Ich muß es nun besser Orientierten überlassen, was sie an diesen Angaben, bei welchen ich, soweit erkennbar allenthalben den Bezeichnungen der Karte gefolgt bin, zu verbessern haben, und verschanze mich bezüglich etwaiger unrichtiger Angaben vorsichtiglich hinter meinem Vormann, den Herrn M. Adam Friedrich Zürner und dem, was dieser ehrenwerte Herr ebenfalls vorsichtig seiner Karte beizufügen nicht unterlassen hat, und welches zugleich Zeugnis von den großen Schwierigkeiten giebt, die sich zu jener Zeit der Herstellung einer nur einigermaßen richtigen Karte entgegenstellten, aber auch beweist, wie gewissenhaft der Herr Magister dabei zu Wege gegangen.

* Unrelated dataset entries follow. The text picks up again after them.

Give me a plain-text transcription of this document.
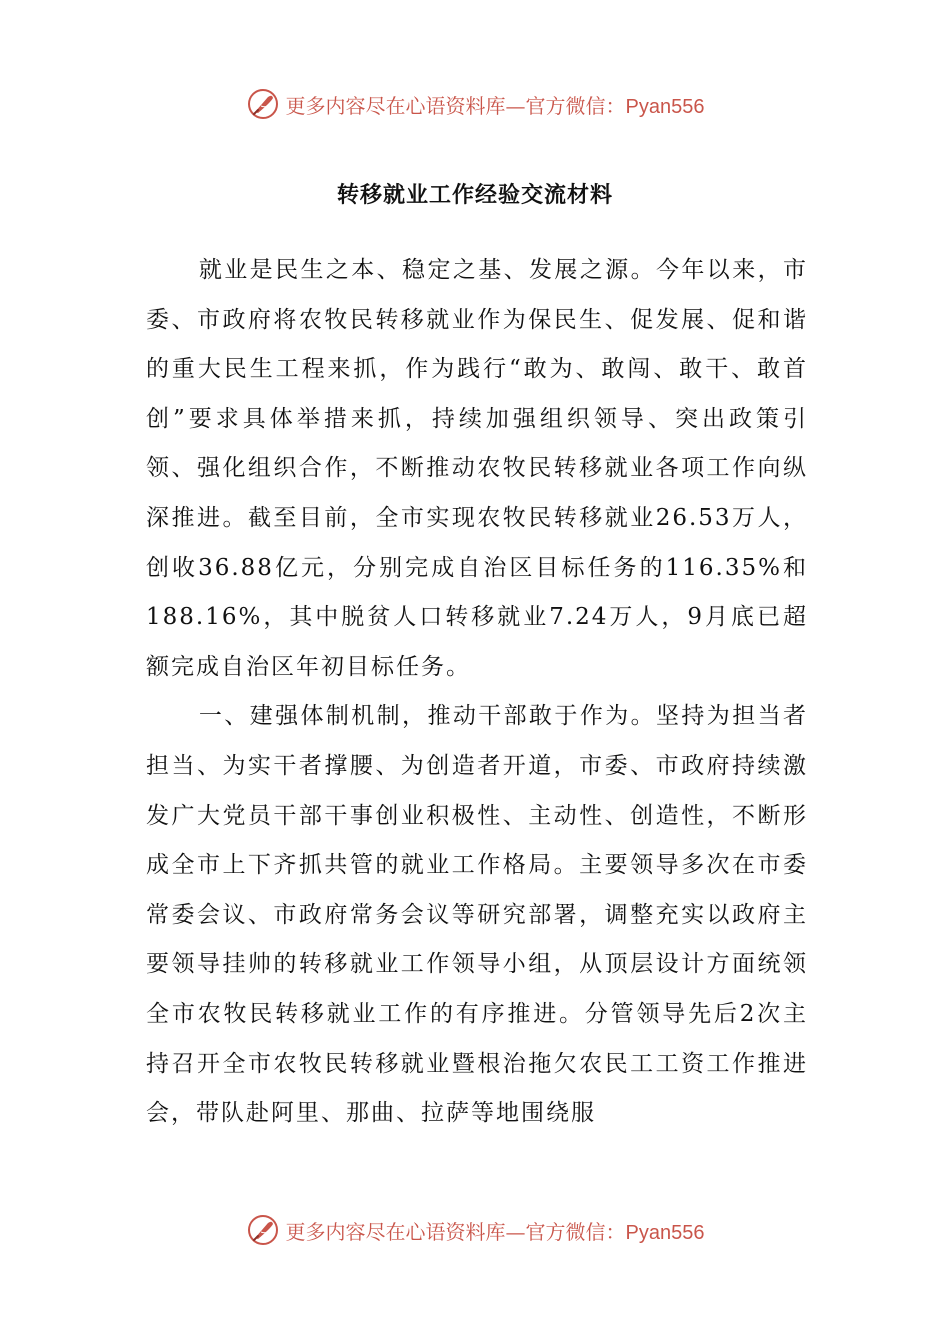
更多内容尽在心语资料库—官方微信：Pyan556
转移就业工作经验交流材料

就业是民生之本、稳定之基、发展之源。今年以来，市委、市政府将农牧民转移就业作为保民生、促发展、促和谐的重大民生工程来抓，作为践行“敢为、敢闯、敢干、敢首创”要求具体举措来抓，持续加强组织领导、突出政策引领、强化组织合作，不断推动农牧民转移就业各项工作向纵深推进。截至目前，全市实现农牧民转移就业26.53万人，创收36.88亿元，分别完成自治区目标任务的116.35%和188.16%，其中脱贫人口转移就业7.24万人，9月底已超额完成自治区年初目标任务。

一、建强体制机制，推动干部敢于作为。坚持为担当者担当、为实干者撑腰、为创造者开道，市委、市政府持续激发广大党员干部干事创业积极性、主动性、创造性，不断形成全市上下齐抓共管的就业工作格局。主要领导多次在市委常委会议、市政府常务会议等研究部署，调整充实以政府主要领导挂帅的转移就业工作领导小组，从顶层设计方面统领全市农牧民转移就业工作的有序推进。分管领导先后2次主持召开全市农牧民转移就业暨根治拖欠农民工工资工作推进会，带队赴阿里、那曲、拉萨等地围绕服

更多内容尽在心语资料库—官方微信：Pyan556
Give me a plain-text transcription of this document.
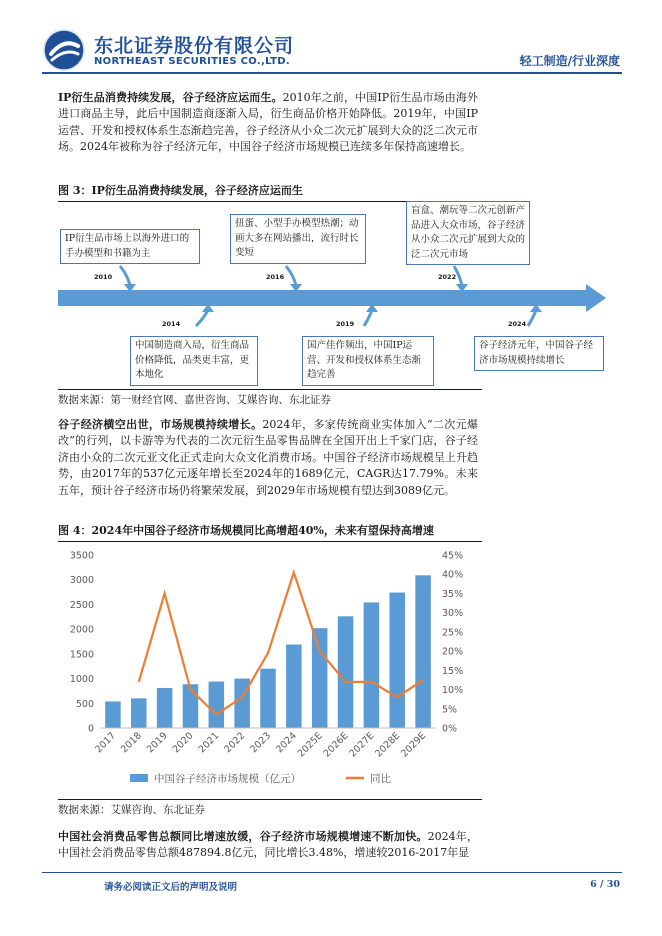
东北证券股份有限公司
NORTHEAST SECURITIES CO.,LTD.	轻工制造/行业深度
IP衍生品消费持续发展，谷子经济应运而生。2010年之前，中国IP衍生品市场由海外进口商品主导，此后中国制造商逐渐入局，衍生商品价格开始降低。2019年，中国IP运营、开发和授权体系生态渐趋完善，谷子经济从小众二次元扩展到大众的泛二次元市场。2024年被称为谷子经济元年，中国谷子经济市场规模已连续多年保持高速增长。
图 3：IP衍生品消费持续发展，谷子经济应运而生
2010
2014
2016
2019
2022
2024
IP衍生品市场上以海外进口的手办模型和书籍为主
中国制造商入局，衍生商品价格降低，品类更丰富，更本地化
扭蛋、小型手办模型热潮；动画大多在网站播出，流行时长变短
国产佳作频出，中国IP运营、开发和授权体系生态渐趋完善
盲盒、潮玩等二次元创新产品进入大众市场，谷子经济从小众二次元扩展到大众的泛二次元市场
谷子经济元年，中国谷子经济市场规模持续增长
数据来源：第一财经官网、嘉世咨询、艾媒咨询、东北证券
谷子经济横空出世，市场规模持续增长。2024年，多家传统商业实体加入“二次元爆改”的行列，以卡游等为代表的二次元衍生品零售品牌在全国开出上千家门店，谷子经济由小众的二次元亚文化正式走向大众文化消费市场。中国谷子经济市场规模呈上升趋势，由2017年的537亿元逐年增长至2024年的1689亿元，CAGR达17.79%。未来五年，预计谷子经济市场仍将繁荣发展，到2029年市场规模有望达到3089亿元。
图 4：2024年中国谷子经济市场规模同比高增超40%，未来有望保持高增速
0
500
1000
1500
2000
2500
3000
3500
0%
5%
10%
15%
20%
25%
30%
35%
40%
45%
2017 2018 2019 2020 2021 2022 2023 2024
2025E
2026E
2027E
2028E
2029E
中国谷子经济市场规模（亿元）	同比
数据来源：艾媒咨询、东北证券
中国社会消费品零售总额同比增速放缓，谷子经济市场规模增速不断加快。2024年，中国社会消费品零售总额487894.8亿元，同比增长3.48%，增速较2016-2017年显
请务必阅读正文后的声明及说明	6 / 30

Er sagt nämlich: Die aus falschen Nachrichten oder sonst besserer Correction zu communiciren, weilen an denen Graentzen die Orte so man gesehen bisweilen noch ohne intersection nur mit angedeutet worden. Ob ich mich gleich bei denen hie angraentzenden Orten nicht nur alle dergleichen möglich gewesen mich beflissen, von denen meisten, wenigstens von allen in der Superintendtur liegenden Orten nach Unterschied der über 60 erklährten Zeichen genaue Erkundigung einzuziehen und solche hie nach zu zeichnen. Als dass man nach solchen nur in denen über 300 angraentzten Orten auch über 18000 fragen affirmative oder negative beantworten kann. Und diss noch ohne Absicht auf die Distantzen welche sich gegen einander noch weit mehr multipliciren und welche nach dem kleinen Ringlein in jedem Orte zu judiciren sind.

Im Ganzen genommen werden meine verehrten Leser, insbesondere aber meine lieben Vereinsgenossen in Dippoldiswalde, aus dem Angeführten doch ein ziemlich richtiges Bild des Zustandes unserer Gegend vor 130 Jahren bekommen, und wenn mir dieses gelungen ist, so wird es mich ermutigen, noch ferneres aus dem alten Kartenwerke „ans Licht zu stellen“. 

Quelle: Glückauf! Organ des Erzgebirgsvereins. 2. Jahrgang. No. 12 v. 15. Dezember 1882, S. 110 – 113.